I just finished going over the JP Morgan earnings release and listening to the conference call. Here's a summary of what stood out to me:
- The company reported EPS this quarter of $0.68 versus expectations of $0.64. This is down from $1.34 for the same quarter last year. That's a 49% decline. Furthermore, $0.27 of this quarter's earnings came from a one-time gain from the sale of Visa shares in its IPO, so operating EPS was more like $0.41.
- This next part is a little tricky. According to fair-market accounting rules, firms get to report a gain when the debt that they've issued weakens. According to a recent Barrons article, "Here's how the accounting works: When a company's credit weakens and the yield on its debt rises relative to risk-free Treasuries, the debt becomes worth less to the holder. The financial company, which is the debt issuer, then takes a gain, because theoretically it could buy back its debt below face value." This quarter, JPM recorded a $949 million benefit from this accounting treatment in its investment banking treatment. Management stated that there was an offsetting amount in several other business lines to the tune of "several hundred million dollars." No one followed up on this during the call, so we don't know the exact figure, but let's assume that the company's net benefit from this was $500 million. That works out to about $0.10 of EPS.
- Any financial company has a bit of latitude in massaging its earnings due to their control over the amount of money they set aside for loan losses. This is as much an art as a science. Overall, JPM added $2.5 billion to its credit reserves which isn't terribly surprising. When you look a little closer at the pieces, however, there are a couple surprises.
- The Card Services division actually had a lower provision for losses (by $112 million) this quarter than last quarter even though net charge-offs increased from 3.89% to 4.37% and the 30-day managed delinquency rate was 3.66% vs 3.48% last quarter. Given the stress on the consumer in the current economic environment and the fact that the company's loss experience is deteriorating, I would think the loss provision should be increasing. The managed portfolio did shrink by 4% over this period, but the reserving here could have been much more conservative.
- The allowance for loan losses in the Commercial Bank segment was essentially flat with last quarter at $101 million even though nonperforming loans increased by $300 million. The net charge-off rate rose sharply from .21% last quarter to .48% this quarter.
- Every $100 million in loss provision works out to about a $0.02 swing in EPS.
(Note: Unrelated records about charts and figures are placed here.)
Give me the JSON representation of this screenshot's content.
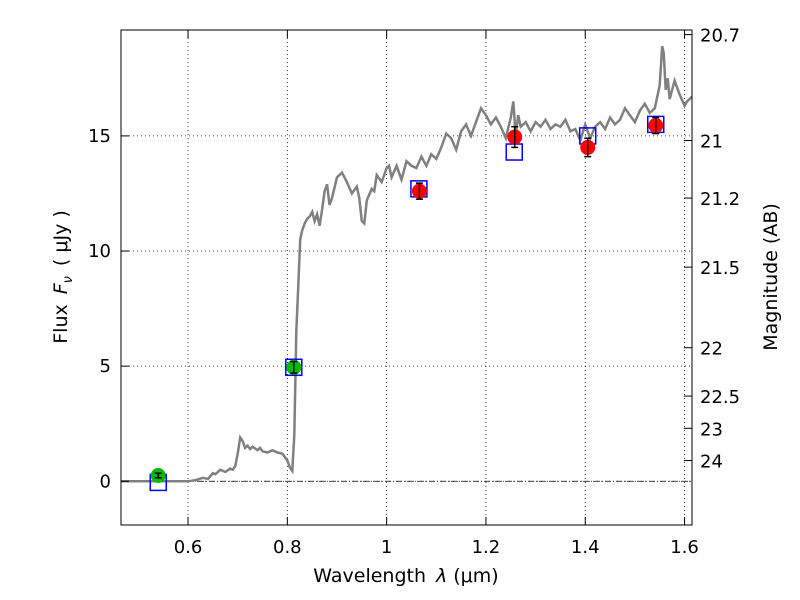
{
  "chart_data": {
    "type": "scatter",
    "x_ticks": [
      0.6,
      0.8,
      1,
      1.2,
      1.4,
      1.6
    ],
    "x_tick_labels": [
      "0.6",
      "0.8",
      "1",
      "1.2",
      "1.4",
      "1.6"
    ],
    "y_ticks": [
      0,
      5,
      10,
      15
    ],
    "y_tick_labels": [
      "0",
      "5",
      "10",
      "15"
    ],
    "right_ticks": [
      {
        "label": "20.7",
        "flux": 19.4
      },
      {
        "label": "21",
        "flux": 14.8
      },
      {
        "label": "21.2",
        "flux": 12.3
      },
      {
        "label": "21.5",
        "flux": 9.3
      },
      {
        "label": "22",
        "flux": 5.8
      },
      {
        "label": "22.5",
        "flux": 3.7
      },
      {
        "label": "23",
        "flux": 2.3
      },
      {
        "label": "24",
        "flux": 0.9
      }
    ],
    "xlim": [
      0.465,
      1.615
    ],
    "ylim": [
      -1.9,
      19.6
    ],
    "xlabel_main": "Wavelength",
    "xlabel_symbol": "λ",
    "xlabel_unit": "(μm)",
    "ylabel_left_main": "Flux",
    "ylabel_left_symbol": "F",
    "ylabel_left_sub": "ν",
    "ylabel_left_unit": "(  μJy )",
    "ylabel_right": "Magnitude (AB)",
    "grid": true,
    "zero_line": 0,
    "colors": {
      "model": "#808080",
      "green_points": "#00bb00",
      "red_points": "#ff0000",
      "model_boxes": "#0000ff",
      "error_bars": "#000000"
    },
    "model_boxes": [
      {
        "x": 0.54,
        "y": -0.05
      },
      {
        "x": 0.813,
        "y": 4.95
      },
      {
        "x": 1.065,
        "y": 12.7
      },
      {
        "x": 1.257,
        "y": 14.3
      },
      {
        "x": 1.405,
        "y": 15.0
      },
      {
        "x": 1.542,
        "y": 15.5
      }
    ],
    "green_points": [
      {
        "x": 0.54,
        "y": 0.25,
        "err": 0.1
      },
      {
        "x": 0.813,
        "y": 4.95,
        "err": 0.25
      }
    ],
    "red_points": [
      {
        "x": 1.066,
        "y": 12.6,
        "err": 0.35
      },
      {
        "x": 1.258,
        "y": 14.95,
        "err": 0.45
      },
      {
        "x": 1.405,
        "y": 14.5,
        "err": 0.4
      },
      {
        "x": 1.542,
        "y": 15.45,
        "err": 0.35
      }
    ],
    "model_x": [
      0.465,
      0.52,
      0.58,
      0.6,
      0.615,
      0.63,
      0.64,
      0.65,
      0.655,
      0.665,
      0.675,
      0.685,
      0.69,
      0.695,
      0.7,
      0.705,
      0.71,
      0.715,
      0.72,
      0.725,
      0.73,
      0.74,
      0.745,
      0.75,
      0.76,
      0.77,
      0.78,
      0.79,
      0.8,
      0.805,
      0.81,
      0.814,
      0.818,
      0.822,
      0.826,
      0.83,
      0.835,
      0.84,
      0.845,
      0.85,
      0.855,
      0.86,
      0.865,
      0.87,
      0.875,
      0.88,
      0.885,
      0.89,
      0.9,
      0.91,
      0.92,
      0.93,
      0.94,
      0.945,
      0.95,
      0.955,
      0.96,
      0.97,
      0.975,
      0.98,
      0.99,
      1.0,
      1.005,
      1.01,
      1.02,
      1.03,
      1.04,
      1.05,
      1.06,
      1.07,
      1.08,
      1.09,
      1.1,
      1.11,
      1.12,
      1.13,
      1.14,
      1.15,
      1.16,
      1.17,
      1.18,
      1.19,
      1.2,
      1.21,
      1.22,
      1.23,
      1.24,
      1.25,
      1.255,
      1.26,
      1.265,
      1.27,
      1.28,
      1.29,
      1.3,
      1.31,
      1.32,
      1.33,
      1.34,
      1.35,
      1.36,
      1.37,
      1.38,
      1.39,
      1.4,
      1.41,
      1.42,
      1.43,
      1.44,
      1.45,
      1.46,
      1.47,
      1.48,
      1.49,
      1.5,
      1.51,
      1.52,
      1.53,
      1.54,
      1.55,
      1.555,
      1.558,
      1.562,
      1.566,
      1.57,
      1.58,
      1.59,
      1.6,
      1.605,
      1.615
    ],
    "model_y": [
      0.0,
      0.0,
      0.0,
      0.0,
      0.05,
      0.15,
      0.1,
      0.35,
      0.3,
      0.5,
      0.4,
      0.55,
      0.5,
      0.65,
      1.2,
      1.9,
      1.75,
      1.45,
      1.55,
      1.4,
      1.5,
      1.35,
      1.45,
      1.3,
      1.25,
      1.35,
      1.25,
      1.2,
      0.9,
      0.6,
      0.45,
      2.0,
      6.5,
      8.5,
      10.5,
      10.9,
      11.2,
      11.4,
      11.5,
      11.7,
      11.3,
      11.6,
      11.1,
      11.8,
      12.6,
      12.9,
      12.0,
      12.3,
      13.2,
      13.4,
      13.0,
      12.5,
      12.8,
      12.3,
      11.3,
      11.2,
      12.2,
      12.7,
      12.6,
      13.3,
      13.0,
      13.6,
      13.7,
      13.2,
      13.7,
      13.1,
      13.9,
      13.7,
      13.6,
      14.1,
      13.7,
      14.2,
      14.0,
      14.5,
      15.1,
      14.9,
      14.4,
      15.2,
      15.5,
      15.0,
      15.6,
      16.2,
      15.9,
      15.5,
      15.8,
      15.4,
      14.9,
      15.8,
      16.5,
      15.0,
      15.9,
      15.4,
      15.6,
      15.2,
      15.6,
      15.4,
      15.7,
      15.3,
      15.5,
      15.4,
      15.7,
      15.2,
      15.3,
      14.8,
      15.5,
      14.9,
      15.4,
      15.6,
      15.3,
      15.8,
      15.5,
      15.7,
      16.2,
      15.9,
      15.6,
      16.1,
      16.4,
      16.0,
      16.2,
      17.2,
      18.9,
      18.6,
      17.0,
      17.5,
      16.6,
      17.4,
      16.8,
      16.3,
      16.5,
      16.7
    ]
  }
}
- The Commercial business is growing nicely. This could be a bit concerning given the deterioration in the economy. The company stated that they're not doing much real-estate related business, and they specifically mentioned government and non-profit business as areas of recent focus. The charge-offs in this division have started rising, so this needs to be watched closely. The company claims this recent increase is just a normalization from very low levels of losses. We'll see.
- Their page on Prime Mortgages was very disconcerting. The 30-day delinquencies have been moving up strongly from just under 1.00% last June to over 3.00% this quarter. The company has obviously been tightening underwriting standards, but this is troubling.
- The Bear Stearns acquisition remains a big question mark. It's expected to close June 30, 2008. Time will tell whether this turns out to be a terrific buy or an albatross.
I expect this stock to move with the financials which will continue to be subject to violent swings in sentiment. We seem to alternate between "The worst is behind us. It's time to buy!" and "Run for cover! Here comes another wave of write-downs!" At some point, the financial sector in general will again be a buy, but for the time being I'm comfortable opportunistically adding to my net short position.